Hydrophobic contour analysis: Yellow and white contours enclose regions favorable for hydrophobic and hydrophilic groups, respectively. The white contours in Figure 8e support the importance of hydrophilic substitutions. This is responsible for the higher biological activities of molecules (64, 68, 69, and 70).This hydrophilic interaction might be very important for binding affinity, since this feature was also observed in CoMFA and CoMSIA steric contour maps. A small yellow contour mapped very near to methyl group of benzene ring illustrates that hydrophobic group at this position is important for increased biological activity.

Figure 8e

CoMSIA STDEV*COEFF contour maps: Hydrophobic fields; the yellow contour for hydrophobic favor region, white indicates the hydrophilic favored region. Active compound 71 is displayed in the background for reference

Conclusions

In this study, we have investigated the CoMFA and CoMSIA models based on a training set of 37 structurally diverse (R)-3-aminopyrrolidine series, followed by validation of the results by an external test set of 13 analogues. Despite the lack of structural information on ccr0 2b, the design of potent inhibitors can be attempted by means of CoMFA and comparative molecular similarity indices, well-established 3D-QSAR techniques. These models demonstrated excellent internal and external predictive ability, which was shown by several strategies including cross-validation, predictive r2, and test set predictions.

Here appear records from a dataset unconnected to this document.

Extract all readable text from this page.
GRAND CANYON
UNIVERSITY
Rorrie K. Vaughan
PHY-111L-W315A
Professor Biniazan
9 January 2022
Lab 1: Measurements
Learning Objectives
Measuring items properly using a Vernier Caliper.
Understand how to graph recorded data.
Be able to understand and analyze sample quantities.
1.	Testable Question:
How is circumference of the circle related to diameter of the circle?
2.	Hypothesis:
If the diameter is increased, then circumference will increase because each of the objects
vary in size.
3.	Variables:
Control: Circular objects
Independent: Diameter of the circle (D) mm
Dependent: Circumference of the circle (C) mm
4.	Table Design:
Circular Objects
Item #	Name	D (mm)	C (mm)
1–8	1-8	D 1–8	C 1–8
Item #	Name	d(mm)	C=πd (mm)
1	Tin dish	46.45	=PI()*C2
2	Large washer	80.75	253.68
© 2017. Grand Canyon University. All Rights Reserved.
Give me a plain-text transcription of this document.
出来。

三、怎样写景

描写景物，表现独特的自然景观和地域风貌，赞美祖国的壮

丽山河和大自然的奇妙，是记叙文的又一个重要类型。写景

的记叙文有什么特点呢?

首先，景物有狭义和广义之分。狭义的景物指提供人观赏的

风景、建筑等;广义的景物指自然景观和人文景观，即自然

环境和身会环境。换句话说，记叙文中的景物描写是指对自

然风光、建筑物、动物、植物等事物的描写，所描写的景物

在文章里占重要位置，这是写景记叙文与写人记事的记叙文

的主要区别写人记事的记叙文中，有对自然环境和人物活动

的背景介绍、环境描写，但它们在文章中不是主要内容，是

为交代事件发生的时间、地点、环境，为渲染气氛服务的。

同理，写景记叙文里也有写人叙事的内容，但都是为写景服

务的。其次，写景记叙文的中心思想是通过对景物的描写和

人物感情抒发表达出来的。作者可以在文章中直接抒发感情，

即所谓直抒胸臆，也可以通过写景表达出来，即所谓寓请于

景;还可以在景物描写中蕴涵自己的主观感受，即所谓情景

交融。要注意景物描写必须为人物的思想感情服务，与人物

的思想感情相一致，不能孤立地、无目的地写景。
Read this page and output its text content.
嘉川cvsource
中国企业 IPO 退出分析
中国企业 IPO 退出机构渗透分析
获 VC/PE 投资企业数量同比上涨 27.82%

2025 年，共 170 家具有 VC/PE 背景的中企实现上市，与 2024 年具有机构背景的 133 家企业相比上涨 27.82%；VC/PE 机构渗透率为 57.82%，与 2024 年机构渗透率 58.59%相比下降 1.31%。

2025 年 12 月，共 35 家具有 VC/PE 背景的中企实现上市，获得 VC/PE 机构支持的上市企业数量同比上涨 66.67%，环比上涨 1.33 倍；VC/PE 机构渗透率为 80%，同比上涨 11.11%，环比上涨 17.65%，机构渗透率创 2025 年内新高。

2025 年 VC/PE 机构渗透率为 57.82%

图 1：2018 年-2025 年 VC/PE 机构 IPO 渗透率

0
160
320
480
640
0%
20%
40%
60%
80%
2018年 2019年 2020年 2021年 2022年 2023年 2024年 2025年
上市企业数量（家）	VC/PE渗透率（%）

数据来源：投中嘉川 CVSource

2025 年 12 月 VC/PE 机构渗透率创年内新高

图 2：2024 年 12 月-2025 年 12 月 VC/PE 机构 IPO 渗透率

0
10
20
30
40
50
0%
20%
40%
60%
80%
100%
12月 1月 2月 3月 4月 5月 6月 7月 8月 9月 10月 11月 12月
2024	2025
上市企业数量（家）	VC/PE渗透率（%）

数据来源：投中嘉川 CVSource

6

Overall, the CoMFA model gave good results. The CoMSIA model was more valuable for the three fields that contributed significantly (hydrophobic, hydrogen bond acceptor, and hydrogen bond donor). The CoMSIA analysis indicated that variations in the activity are dominated by hydrophobic interactions. The excellent correlation with several experimental studies suggests that these 3D-QSAR models are reliable, helping us to understand the binding interaction of these compounds and providing a helpful guideline for further lead optimization. The features derived from the above models bear a close correlation with the structural variations inherent in the training set, so other structurally distinct data results in diverse features causing different conclusions. In summary, our preliminary findings may aid in identifying potent and specific (R)-3-aminopyrrolidine series that may be used as potent antagonists of the CCR2b and offer more significant insights into the overall pharmacology of this system.